Recently, I’ve become fascinated with the concept of the “flow state”; a frame of mind where you become lost in a task. Psychologist Mihály Csíkszentmihályi described flow as “being so involved in an activity that nothing else seems to matter. The ego falls away. Time flies. Every action, movement, and thought follows inevitably from the previous one…Your whole being is involved, and you’re using your skills to the utmost.”
To be sure, it’s certainly not a new or novel concept. Throughout history, people like Newton and Michelangelo would become so engrossed in a project that they’d forget to eat, bathe, or even sleep. That might be a little extreme, but I’m sure I speak for a lot of you when I say that I’d like to be a little more focused when I sit down to write. I can’t tell you how many times a writing session has been derailed by the many distractions of the internet.
When I was writing my Master’s thesis, it got to the point that I’d write a sentence, check the word count, save file, then go on Reddit. After three hours I might have written 500 words. It was torture.

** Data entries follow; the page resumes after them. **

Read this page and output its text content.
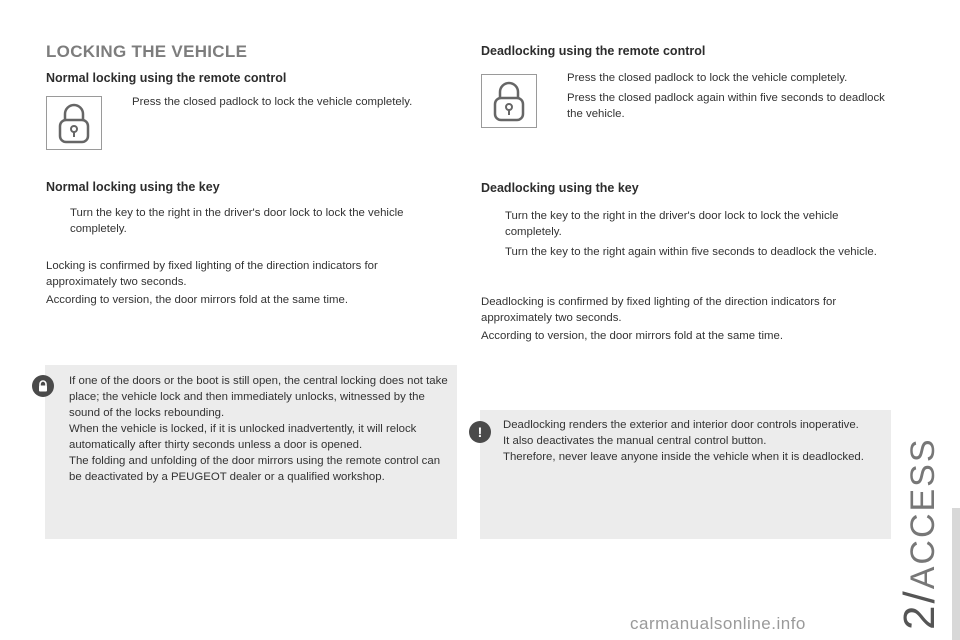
LOCKING THE VEHICLE
Normal locking using the remote control
Press the closed padlock to lock the vehicle completely.
Normal locking using the key
Turn the key to the right in the driver's door lock to lock the vehicle completely.
Locking is confirmed by fixed lighting of the direction indicators for approximately two seconds.
According to version, the door mirrors fold at the same time.
If one of the doors or the boot is still open, the central locking does not take place; the vehicle lock and then immediately unlocks, witnessed by the sound of the locks rebounding.
When the vehicle is locked, if it is unlocked inadvertently, it will relock automatically after thirty seconds unless a door is opened.
The folding and unfolding of the door mirrors using the remote control can be deactivated by a PEUGEOT dealer or a qualified workshop.
Deadlocking using the remote control
Press the closed padlock to lock the vehicle completely.
Press the closed padlock again within five seconds to deadlock the vehicle.
Deadlocking using the key
Turn the key to the right in the driver's door lock to lock the vehicle completely.
Turn the key to the right again within five seconds to deadlock the vehicle.
Deadlocking is confirmed by fixed lighting of the direction indicators for approximately two seconds.
According to version, the door mirrors fold at the same time.
!	Deadlocking renders the exterior and interior door controls inoperative.
It also deactivates the manual central control button.
Therefore, never leave anyone inside the vehicle when it is deadlocked.
2/ACCESS
carmanualsonline.info
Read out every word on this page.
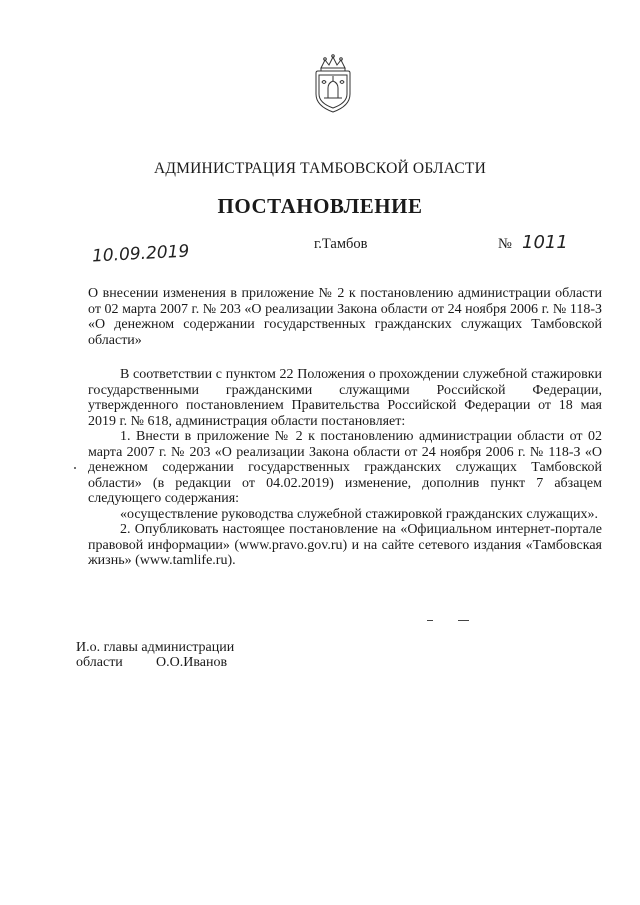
АДМИНИСТРАЦИЯ ТАМБОВСКОЙ ОБЛАСТИ
ПОСТАНОВЛЕНИЕ
10.09.2019	г.Тамбов	№ 1011
О внесении изменения в приложение № 2 к постановлению администрации области от 02 марта 2007 г. № 203 «О реализации Закона области от 24 ноября 2006 г. № 118-З «О денежном содержании государственных гражданских служащих Тамбовской области»

В соответствии с пунктом 22 Положения о прохождении служебной стажировки государственными гражданскими служащими Российской Федерации, утвержденного постановлением Правительства Российской Федерации от 18 мая 2019 г. № 618, администрация области постановляет:

1. Внести в приложение № 2 к постановлению администрации области от 02 марта 2007 г. № 203 «О реализации Закона области от 24 ноября 2006 г. № 118-З «О денежном содержании государственных гражданских служащих Тамбовской области» (в редакции от 04.02.2019) изменение, дополнив пункт 7 абзацем следующего содержания:

«осуществление руководства служебной стажировкой гражданских служащих».

2. Опубликовать настоящее постановление на «Официальном интернет-портале правовой информации» (www.pravo.gov.ru) и на сайте сетевого издания «Тамбовская жизнь» (www.tamlife.ru).

И.о. главы администрации
области О.О.Иванов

The good news is that you don’t have to be a mathematical genius or a ninja turtle to achieve this level of focus. Ordinary people can hack flow. The important thing to keep in mind is that flow isn’t a binary state. We tend to have this idea that you’re either in the zone or out of the zone. But flow is actually a continuum and there are four stages:
- The first stage is the struggle stage. You’re loading your brain with information. This is usually unpleasant.
- The second stage is release, where you wanna take your mind off the problem. This gives your subconscious a chance to work out the problem. Maybe take a long walk etc. However, one thing you can’t do during this stage is watch TV because it’ll change your brain chemistry.
- The third stage is finally flow. This is when the magic happens.
- Finally, the fourth stage is recovery. This is also an unpleasant stage because all the feel-good chemicals that were released during the flow stage have burned off and you’re left feeling depleted.
Therefore, as Steve Kotler observes, if you want to master flow you have to learn to struggle and recover better. The struggle stage requires a lot of discipline. You gotta hang in there and stick with it. This is when most of us wanna check our phone for that little fix, but this will disrupt the neurochemical processes at work. Then, you have to develop a self-care routine to replenish your mind and body after that intense work.
Interestingly, the personality types that are best suited for consistently achieving flow tend to score high in extroversion and conscientiousness and low in neuroticism and agreeableness. For me, the last point fits into the stereotype of the “cantankerous creative,” which makes sense because if you want to achieve flow then you must be willing to ruthlessly defend your writing time in order to avoid distraction.
When I started to get serious about hacking my flow state, I discovered that my focus had withered. I struggled to go ten minutes without checking my phone. It was a pretty depressing realization. I started researching techniques to bolster my focus and came across something called the pomodoro technique. Basically, the idea is to break down work into intervals, usually twenty-five minutes of focused work followed by a five minute break, and then repeat. (It’s called “pomodoro” because Francesco Cirillo, the guy who created it, used a tomato kitchen timer and the Italian word for tomato is pomodoro.)
I must say, the pomodoro technique has worked wonders for me. The first two sessions can be a little difficult, but I eventually become absorbed in my work and stretch the work sessions beyond twenty-five minutes.
Moving forward in 2019, I’m hoping to improve upon my focus and learn to consistently achieve the flow state. In order to do this, I’m gonna have to fully embrace my inner “cantankerous creative” and defend my writing time like Gandalf on the Bridge of Khazad-dum.